La pratique du « détournement », qui consiste à réutiliser à des fins parodiques les œuvres d’autres artistes, des slogans, des marques ou des logos, n’est pas nouvelle. Que ce soit à des fins artistiques ou militantes, le détournement est utilisé couramment, car c’est une pratique très « efficace » auprès du public, elle interpelle et suscite les réactions.

Cependant, depuis quelques années, ces détournements sont parfois opérés dans un but commercial et on ne compte plus aujourd’hui les tee-shirts détournant les logos des grandes marques, les personnages de fiction préférés du public ou des œuvres connues.

Toutes ces pratiques sont-elles légales ? Y a-t-il une limite à ces usages parodiques ? Cette limite se définit-elle par rapport au but recherché (commercial ou non) ?

Afin de répondre à ces questions, il faut d’abord savoir si l’œuvre qui fait l’objet du détournement est protégée par le droit d’auteur, ou s’il s’agit d’un signe protégé par le droit des marques.

  • Le détournement des œuvres qui sont protégées par le droit d’auteur

Lorsque le détournement a pour objet une œuvre protégée par le droit d’auteur (par exemple, le détournement d’un tableau, d’une photographie, d’un personnage de fiction), l’auteur du détournement peut bénéficier de ce que l’on appelle l’exception de « parodie ».

L’article L 122-5 du Code de la propriété intellectuelle dispose en effet que :
« Lorsque l’œuvre a été divulguée, l’auteur ne peut interdire :
(…) 4° La parodie, le pastiche et la caricature, compte-tenu des lois du genre ».

A l’instar de Marcel Duchamp en 1919 qui affubla la Joconde de Vinci d’une moustache et d’un bouc et qui apposa les lettres « L.H.O.O.Q. » (signifiant « elle a chaud au cul ») sur cette reproduction de la Joconde, il est donc possible de réaliser une parodie d’une œuvre préexistante sans avoir à solliciter l’autorisation de l’auteur de l’œuvre originale.

En principe, il n’est pas nécessaire de solliciter l’autorisation de l’auteur pour une parodie, qu’elle soit réalisée ou non dans un but commercial (le texte de loi ne fait pas la différence).

Pour être licite, la parodie doit être humoristique et se distinguer nettement de l’œuvre parodiée.

Cependant, comme toujours en matière de droit d’auteur, il convient de veiller au respect du droit moral de l’auteur.

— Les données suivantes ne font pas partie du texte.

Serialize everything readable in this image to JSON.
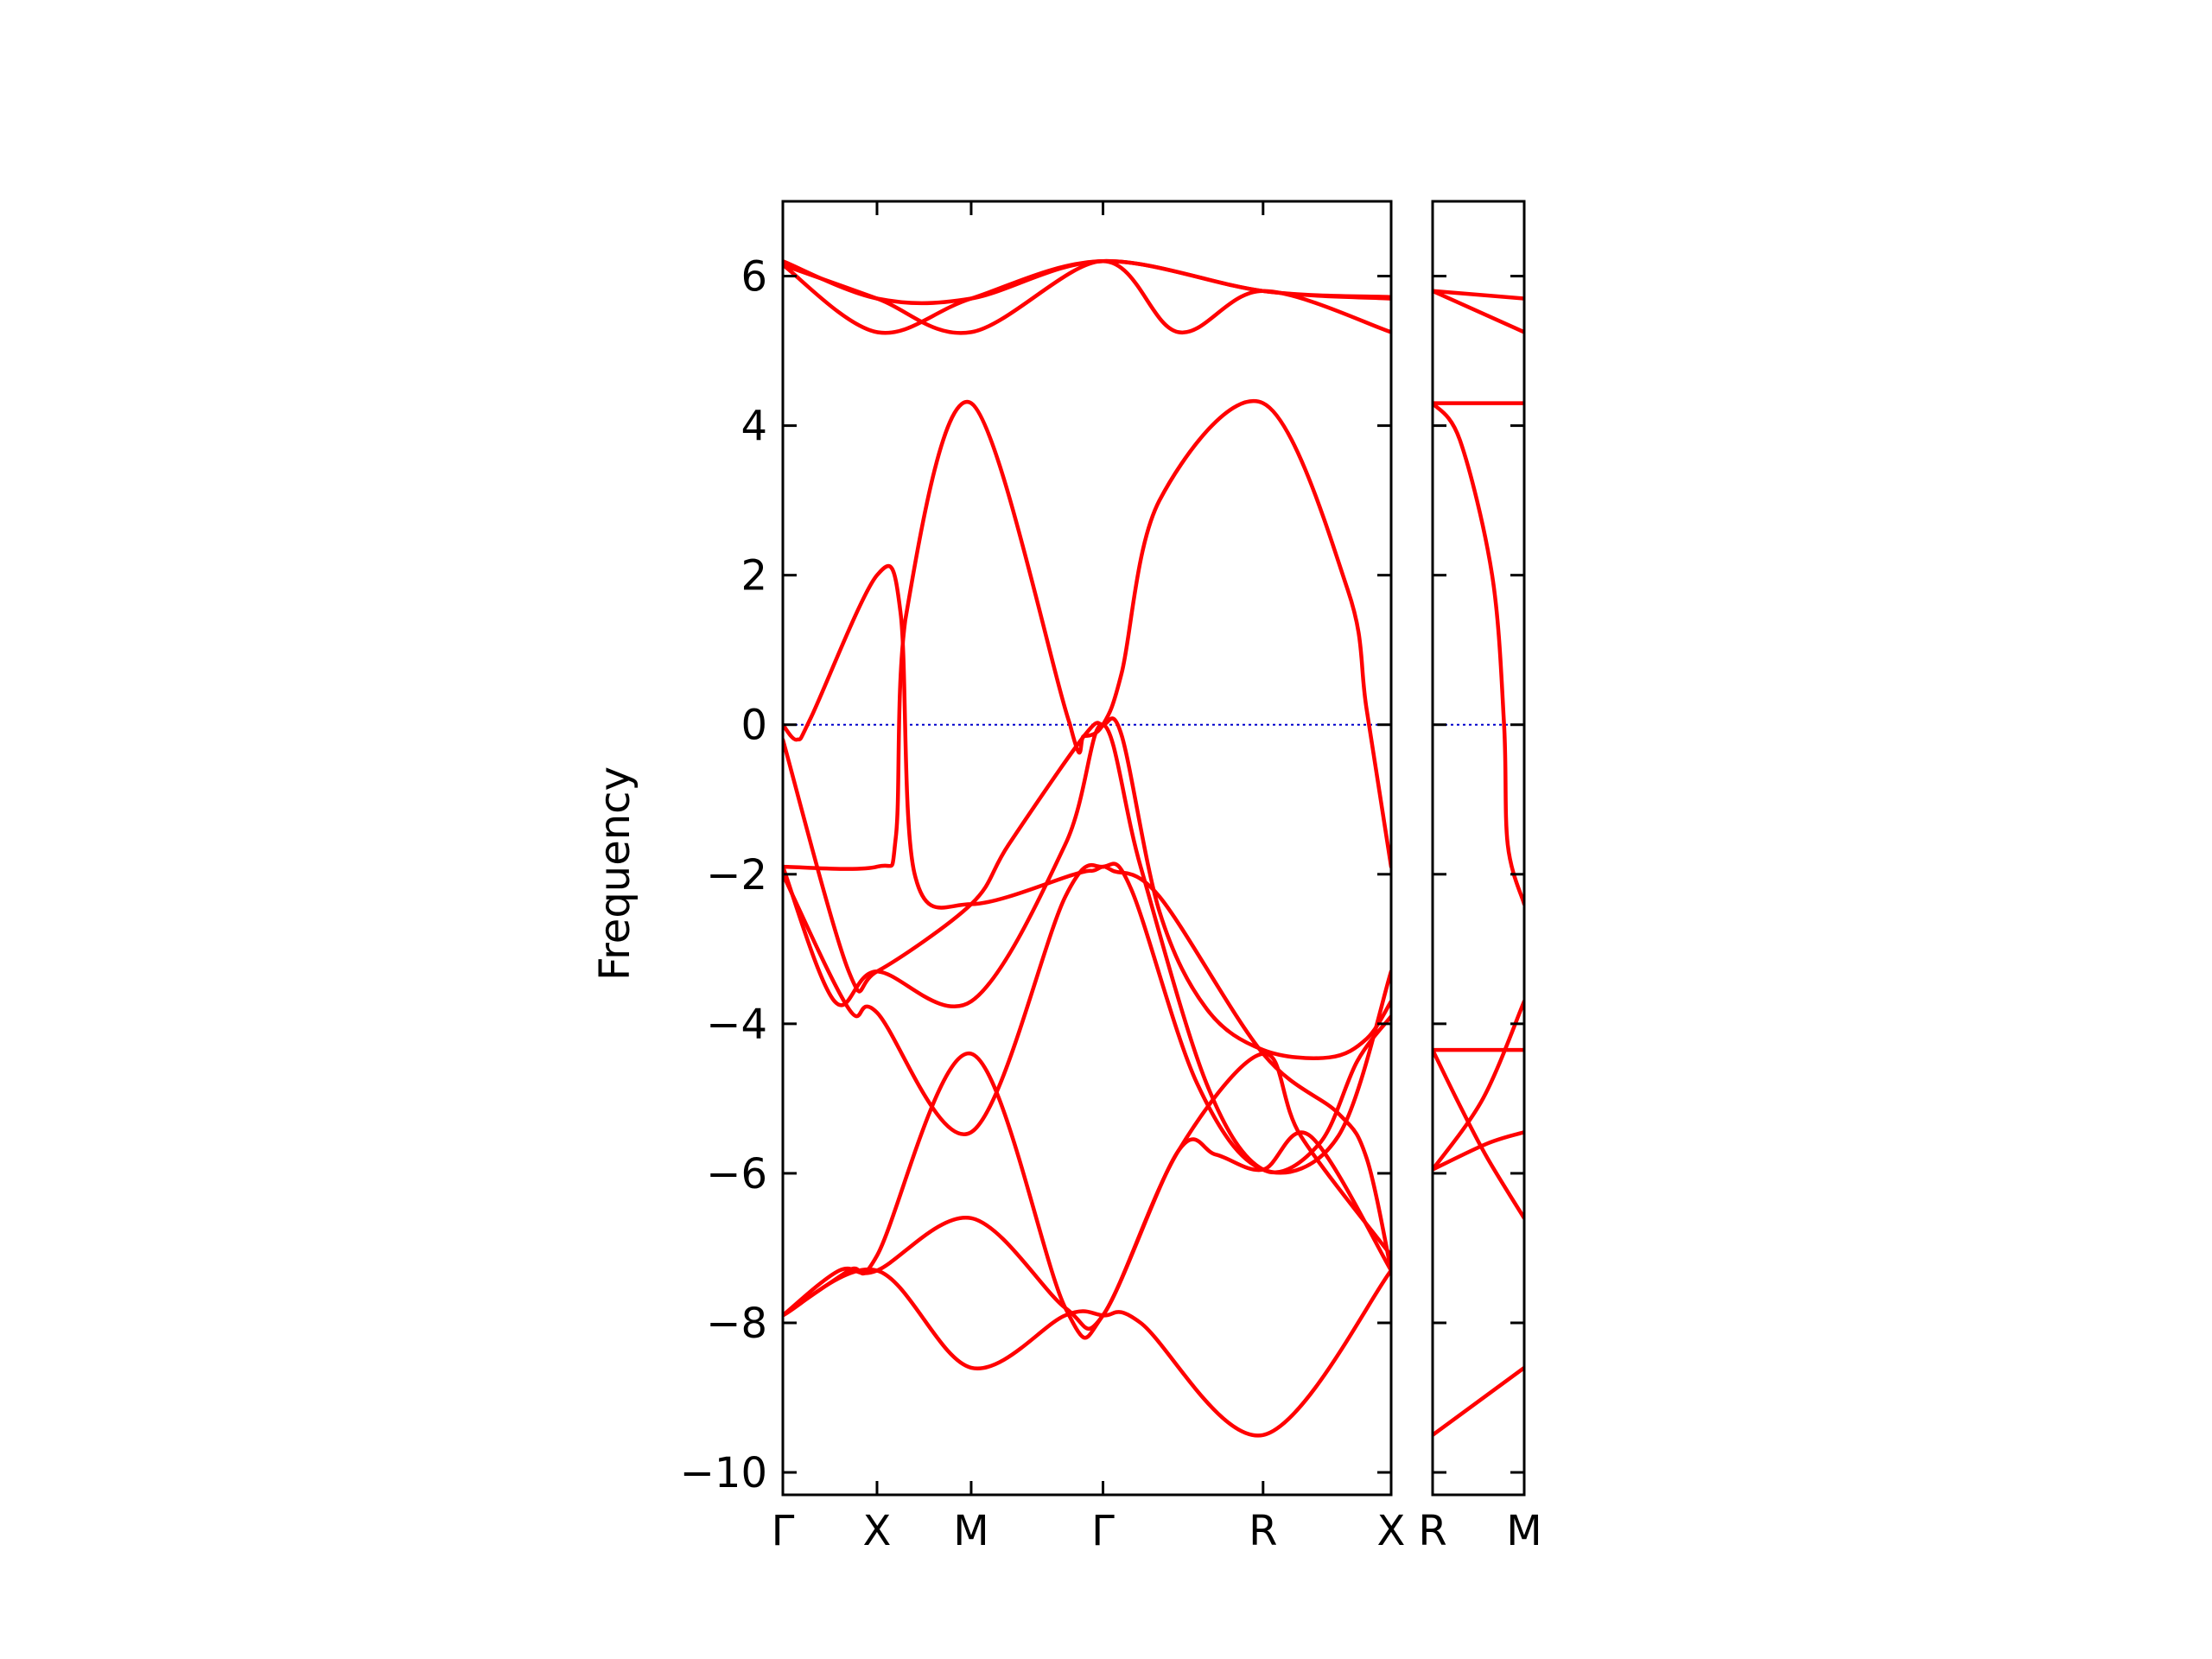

Ainsi, si la parodie est considérée comme portant atteinte à l’intégrité de l’œuvre (par exemple des détournements dégradants, comme ceux du personnage enfantin de « Martine »), l’artiste pourrait se plaindre d’une atteinte à son droit moral afin de la faire sanctionner.

Enfin, il convient de faire attention au « statut » de l’œuvre. Par exemple, un personnage de fiction célèbre peut être considéré comme une œuvre au sens du droit d’auteur. Mais souvent, lorsque ce personnage célèbre a fait l’objet d’un développement commercial, il peut également être déposé comme marque (c’est le cas notamment des personnages Disney par exemple). Or, le droit des marques régit ces pratiques d’une manière différente.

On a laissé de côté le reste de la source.